Ecker K W, Hultén L
Abteilung für Allgemeine Chirurgie, Abdominal- und Gefässchirurgie, Chirurgische Universitätsklinik Homburg/Saar.
Zentralbl Chir. 1998;123(4):331-7.
Most patients with Crohn's disease have to be operated on. Necessity to loose some amount of the intestine and time-point of the surgical intervention may be derived from the irreversible cascade of the inflammatory process and the limitations of the conservative treatment. In ileocecal disease indications for surgery are represented by stenotic and/or penetrating complications of the inflamed bowel, whereas in Crohn's colitis acute or terminal medical refractority is predominating. Standard-procedures result from constantly definable patterns of the disease manifestation: ileocecal resection and colectomy/-proctocolectomy. In segmental colitis sometimes "resections within Crohn's" may be adequate in a first attempt to avoid anticipating the natural course by surgical means. In these cases the further prognosis depends on the treatment possibilities of the remaining colon. In contrast, true recurrence is a new inflammation of the neoterminal ileum and may indicate repeated resections. The frequence decreases with the number of resections. Nevertheless nutritional status is restored even by multiple resections, whereas specific functional sequelae of the resection--distal resection- and dehydration syndromes--are well treatable mostly. In the case of appropriate timing of the operation and the reoperation operative morbidity and mortality are remarkable low today resulting in an almost normal life expectancy. Most important as negative prognostic factor remains sepsis resulting from pre-existing or postoperative infectious complications. Keeping this in mind experimental pharmaco-therapy to delay the operation and not profoundly substantiated tendencies to minimize surgery are to be considered only with critical scepticism. At the moment, future research is thought to be more successful in focussing prophylaxis of ileal recurrence than avoiding surgery.
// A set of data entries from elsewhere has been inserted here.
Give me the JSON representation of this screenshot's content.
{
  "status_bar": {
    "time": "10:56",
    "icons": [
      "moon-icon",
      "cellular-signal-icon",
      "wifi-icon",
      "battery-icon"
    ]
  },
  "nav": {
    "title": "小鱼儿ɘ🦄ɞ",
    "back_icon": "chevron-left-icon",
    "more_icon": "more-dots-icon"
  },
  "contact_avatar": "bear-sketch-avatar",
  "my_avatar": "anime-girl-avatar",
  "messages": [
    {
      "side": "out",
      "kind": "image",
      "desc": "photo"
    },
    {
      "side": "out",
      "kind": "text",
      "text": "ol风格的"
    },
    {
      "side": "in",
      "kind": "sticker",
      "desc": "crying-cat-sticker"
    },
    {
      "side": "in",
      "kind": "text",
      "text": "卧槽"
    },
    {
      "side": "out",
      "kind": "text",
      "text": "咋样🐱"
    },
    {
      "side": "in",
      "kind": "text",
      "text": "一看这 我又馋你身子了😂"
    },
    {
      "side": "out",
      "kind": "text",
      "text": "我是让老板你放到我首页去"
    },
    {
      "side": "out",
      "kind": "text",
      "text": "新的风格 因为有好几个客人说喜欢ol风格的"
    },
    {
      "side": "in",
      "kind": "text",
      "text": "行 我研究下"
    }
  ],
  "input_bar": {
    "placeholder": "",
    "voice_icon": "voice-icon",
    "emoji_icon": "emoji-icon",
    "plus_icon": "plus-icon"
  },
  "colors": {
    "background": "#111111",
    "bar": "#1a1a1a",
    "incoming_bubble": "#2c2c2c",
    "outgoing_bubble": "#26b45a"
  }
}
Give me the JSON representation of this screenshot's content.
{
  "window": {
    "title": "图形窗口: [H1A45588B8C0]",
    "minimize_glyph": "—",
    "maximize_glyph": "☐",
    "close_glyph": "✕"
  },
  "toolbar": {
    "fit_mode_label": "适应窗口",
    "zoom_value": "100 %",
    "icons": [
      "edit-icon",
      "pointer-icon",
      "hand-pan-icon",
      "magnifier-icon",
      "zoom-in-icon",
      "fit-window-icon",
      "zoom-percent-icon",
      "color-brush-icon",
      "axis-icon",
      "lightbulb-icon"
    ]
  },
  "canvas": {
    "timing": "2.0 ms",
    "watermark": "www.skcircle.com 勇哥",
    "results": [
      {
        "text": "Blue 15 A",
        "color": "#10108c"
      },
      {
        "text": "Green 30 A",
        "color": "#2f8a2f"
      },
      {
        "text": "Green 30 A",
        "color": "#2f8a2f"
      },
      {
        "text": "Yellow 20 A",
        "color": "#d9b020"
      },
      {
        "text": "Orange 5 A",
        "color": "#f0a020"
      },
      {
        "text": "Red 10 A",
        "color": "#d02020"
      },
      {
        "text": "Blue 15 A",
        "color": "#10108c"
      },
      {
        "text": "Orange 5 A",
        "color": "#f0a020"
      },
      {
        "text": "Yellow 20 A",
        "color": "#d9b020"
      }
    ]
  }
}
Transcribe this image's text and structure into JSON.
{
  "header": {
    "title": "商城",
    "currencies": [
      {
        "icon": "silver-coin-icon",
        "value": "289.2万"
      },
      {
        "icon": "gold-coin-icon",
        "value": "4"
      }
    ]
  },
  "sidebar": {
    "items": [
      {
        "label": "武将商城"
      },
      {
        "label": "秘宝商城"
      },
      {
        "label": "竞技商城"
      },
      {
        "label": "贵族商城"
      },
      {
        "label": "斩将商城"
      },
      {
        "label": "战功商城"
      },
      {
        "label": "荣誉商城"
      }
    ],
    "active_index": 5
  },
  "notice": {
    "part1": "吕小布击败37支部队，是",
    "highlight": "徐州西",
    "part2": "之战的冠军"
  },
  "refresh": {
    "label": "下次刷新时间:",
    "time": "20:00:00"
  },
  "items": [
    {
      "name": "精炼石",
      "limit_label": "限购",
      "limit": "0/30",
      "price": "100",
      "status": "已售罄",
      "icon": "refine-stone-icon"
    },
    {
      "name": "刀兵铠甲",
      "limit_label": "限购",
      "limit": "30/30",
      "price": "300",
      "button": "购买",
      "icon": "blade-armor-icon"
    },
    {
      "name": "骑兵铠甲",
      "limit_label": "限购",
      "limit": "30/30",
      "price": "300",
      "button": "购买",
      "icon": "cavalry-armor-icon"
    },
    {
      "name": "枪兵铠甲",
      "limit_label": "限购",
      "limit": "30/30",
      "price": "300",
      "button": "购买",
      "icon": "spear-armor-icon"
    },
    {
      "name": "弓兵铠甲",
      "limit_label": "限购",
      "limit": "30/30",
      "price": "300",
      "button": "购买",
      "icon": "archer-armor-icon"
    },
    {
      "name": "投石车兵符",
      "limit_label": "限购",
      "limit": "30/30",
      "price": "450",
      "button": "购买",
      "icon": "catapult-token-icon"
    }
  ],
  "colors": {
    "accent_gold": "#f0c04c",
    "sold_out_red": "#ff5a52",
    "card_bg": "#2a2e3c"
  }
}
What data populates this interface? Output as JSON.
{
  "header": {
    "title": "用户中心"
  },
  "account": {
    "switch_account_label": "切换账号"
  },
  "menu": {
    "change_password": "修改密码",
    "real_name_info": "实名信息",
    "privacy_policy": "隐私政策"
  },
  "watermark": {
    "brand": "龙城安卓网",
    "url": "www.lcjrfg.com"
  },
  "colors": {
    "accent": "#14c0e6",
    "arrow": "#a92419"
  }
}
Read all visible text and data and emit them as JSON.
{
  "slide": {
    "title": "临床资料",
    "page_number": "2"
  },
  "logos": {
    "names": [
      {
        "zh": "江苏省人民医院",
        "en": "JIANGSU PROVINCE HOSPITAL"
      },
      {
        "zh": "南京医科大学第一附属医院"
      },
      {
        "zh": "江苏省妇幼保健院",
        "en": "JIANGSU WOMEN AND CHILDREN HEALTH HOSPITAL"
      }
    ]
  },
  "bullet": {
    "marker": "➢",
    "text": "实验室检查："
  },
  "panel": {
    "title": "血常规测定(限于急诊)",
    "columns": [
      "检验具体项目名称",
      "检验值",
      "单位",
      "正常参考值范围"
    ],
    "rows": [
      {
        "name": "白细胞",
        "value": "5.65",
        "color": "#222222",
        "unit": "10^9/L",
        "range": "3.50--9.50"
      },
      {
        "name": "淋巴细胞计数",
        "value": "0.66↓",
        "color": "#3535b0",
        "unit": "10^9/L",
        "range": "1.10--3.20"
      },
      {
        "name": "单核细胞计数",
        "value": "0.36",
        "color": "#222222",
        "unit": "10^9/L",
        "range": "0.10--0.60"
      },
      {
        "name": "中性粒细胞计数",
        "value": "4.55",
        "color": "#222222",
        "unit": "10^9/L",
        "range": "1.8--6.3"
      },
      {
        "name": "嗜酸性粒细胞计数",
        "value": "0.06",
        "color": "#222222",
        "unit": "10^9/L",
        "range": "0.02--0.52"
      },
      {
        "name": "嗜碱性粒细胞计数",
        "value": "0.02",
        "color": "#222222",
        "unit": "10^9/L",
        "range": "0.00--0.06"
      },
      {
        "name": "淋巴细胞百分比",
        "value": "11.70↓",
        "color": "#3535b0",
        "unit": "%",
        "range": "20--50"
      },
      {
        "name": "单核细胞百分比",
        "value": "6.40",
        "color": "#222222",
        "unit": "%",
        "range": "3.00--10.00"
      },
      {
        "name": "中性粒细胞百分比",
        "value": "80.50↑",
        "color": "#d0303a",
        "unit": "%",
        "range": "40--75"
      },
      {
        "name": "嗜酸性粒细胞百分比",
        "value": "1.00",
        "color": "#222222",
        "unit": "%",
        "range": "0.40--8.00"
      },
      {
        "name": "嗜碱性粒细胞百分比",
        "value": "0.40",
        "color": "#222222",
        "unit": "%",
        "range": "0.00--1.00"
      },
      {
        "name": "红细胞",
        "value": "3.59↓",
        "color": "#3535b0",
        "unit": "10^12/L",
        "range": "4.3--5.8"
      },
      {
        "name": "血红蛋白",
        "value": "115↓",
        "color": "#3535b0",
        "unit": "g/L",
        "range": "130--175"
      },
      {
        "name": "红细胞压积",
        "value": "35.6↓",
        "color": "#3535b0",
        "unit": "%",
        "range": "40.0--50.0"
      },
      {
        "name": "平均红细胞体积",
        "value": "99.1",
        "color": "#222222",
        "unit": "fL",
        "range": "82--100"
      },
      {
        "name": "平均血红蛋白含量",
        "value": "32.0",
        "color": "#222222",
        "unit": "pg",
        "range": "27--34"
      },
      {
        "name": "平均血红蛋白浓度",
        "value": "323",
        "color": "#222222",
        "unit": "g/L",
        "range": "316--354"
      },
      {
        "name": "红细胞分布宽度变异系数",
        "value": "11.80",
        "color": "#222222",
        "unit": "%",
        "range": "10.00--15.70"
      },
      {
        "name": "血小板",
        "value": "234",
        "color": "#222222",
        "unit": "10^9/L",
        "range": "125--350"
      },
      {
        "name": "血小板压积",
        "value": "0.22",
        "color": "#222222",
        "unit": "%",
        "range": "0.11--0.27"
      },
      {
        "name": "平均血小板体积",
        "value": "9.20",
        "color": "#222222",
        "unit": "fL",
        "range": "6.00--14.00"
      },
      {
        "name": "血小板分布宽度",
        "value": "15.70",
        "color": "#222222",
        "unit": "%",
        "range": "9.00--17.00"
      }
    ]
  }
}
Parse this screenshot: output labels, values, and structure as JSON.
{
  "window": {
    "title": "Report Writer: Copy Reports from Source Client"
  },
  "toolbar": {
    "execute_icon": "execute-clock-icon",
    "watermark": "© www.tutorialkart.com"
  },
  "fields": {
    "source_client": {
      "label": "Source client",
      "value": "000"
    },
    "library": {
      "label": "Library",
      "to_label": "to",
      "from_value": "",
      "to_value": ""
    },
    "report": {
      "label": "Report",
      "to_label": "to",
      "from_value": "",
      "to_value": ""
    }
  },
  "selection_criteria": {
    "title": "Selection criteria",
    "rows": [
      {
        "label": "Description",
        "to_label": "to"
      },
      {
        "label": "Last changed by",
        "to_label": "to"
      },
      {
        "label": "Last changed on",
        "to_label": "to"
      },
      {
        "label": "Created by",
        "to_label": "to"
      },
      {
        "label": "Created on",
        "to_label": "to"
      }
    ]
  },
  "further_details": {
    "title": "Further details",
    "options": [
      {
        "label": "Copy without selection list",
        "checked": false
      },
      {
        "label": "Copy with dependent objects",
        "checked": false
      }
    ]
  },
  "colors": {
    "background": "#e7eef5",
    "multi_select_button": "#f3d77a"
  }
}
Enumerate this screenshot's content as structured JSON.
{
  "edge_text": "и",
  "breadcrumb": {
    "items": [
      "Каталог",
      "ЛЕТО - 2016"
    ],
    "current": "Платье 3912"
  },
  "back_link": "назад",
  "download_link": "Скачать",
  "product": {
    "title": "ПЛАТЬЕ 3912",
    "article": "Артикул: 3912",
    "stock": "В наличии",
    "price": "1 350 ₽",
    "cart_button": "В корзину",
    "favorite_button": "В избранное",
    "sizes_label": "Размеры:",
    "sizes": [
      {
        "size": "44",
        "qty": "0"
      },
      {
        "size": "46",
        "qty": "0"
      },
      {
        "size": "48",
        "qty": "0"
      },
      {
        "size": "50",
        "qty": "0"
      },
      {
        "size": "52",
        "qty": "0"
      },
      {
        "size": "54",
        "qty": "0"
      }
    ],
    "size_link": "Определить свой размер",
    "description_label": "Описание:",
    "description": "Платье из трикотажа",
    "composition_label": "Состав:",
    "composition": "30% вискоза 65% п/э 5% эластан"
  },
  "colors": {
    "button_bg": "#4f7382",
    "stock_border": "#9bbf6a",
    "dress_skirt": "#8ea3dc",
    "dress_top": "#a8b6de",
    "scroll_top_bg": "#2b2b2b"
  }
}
大多数克罗恩病患者都必须接受手术治疗。切除部分肠段的必要性以及手术干预的时间点,可能源于炎症过程不可逆转的级联反应以及保守治疗的局限性。在回盲部疾病中,手术指征表现为发炎肠段的狭窄和/或穿透性并发症,而在克罗恩结肠炎中,急性或终末期药物难治性则较为突出。标准手术程序源自疾病表现的恒定可定义模式:回盲部切除术和结肠切除术/全直肠结肠切除术。在节段性结肠炎中,有时首次尝试进行“克罗恩病范围内的切除术”可能就足够了,以避免通过手术手段改变自然病程。在这些情况下,进一步的预后取决于剩余结肠的治疗可能性。相比之下,真正的复发是新末端回肠的炎症,可能需要再次切除。复发频率会随着切除次数的增加而降低。然而,即使进行多次切除,营养状况仍可恢复,而切除的特定功能后遗症——远端切除和脱水综合征——大多可以得到很好的治疗。如果手术和再次手术的时机合适,如今手术的发病率和死亡率极低,患者的预期寿命几乎正常。作为负面预后因素,最重要的仍然是术前或术后感染并发症导致的败血症。牢记这一点,对于仅以批判性怀疑态度考虑的延迟手术的实验性药物治疗以及未得到充分证实的尽量减少手术的趋势,都应持谨慎态度。目前,人们认为未来的研究在预防回肠复发方面比避免手术更有可能取得成功。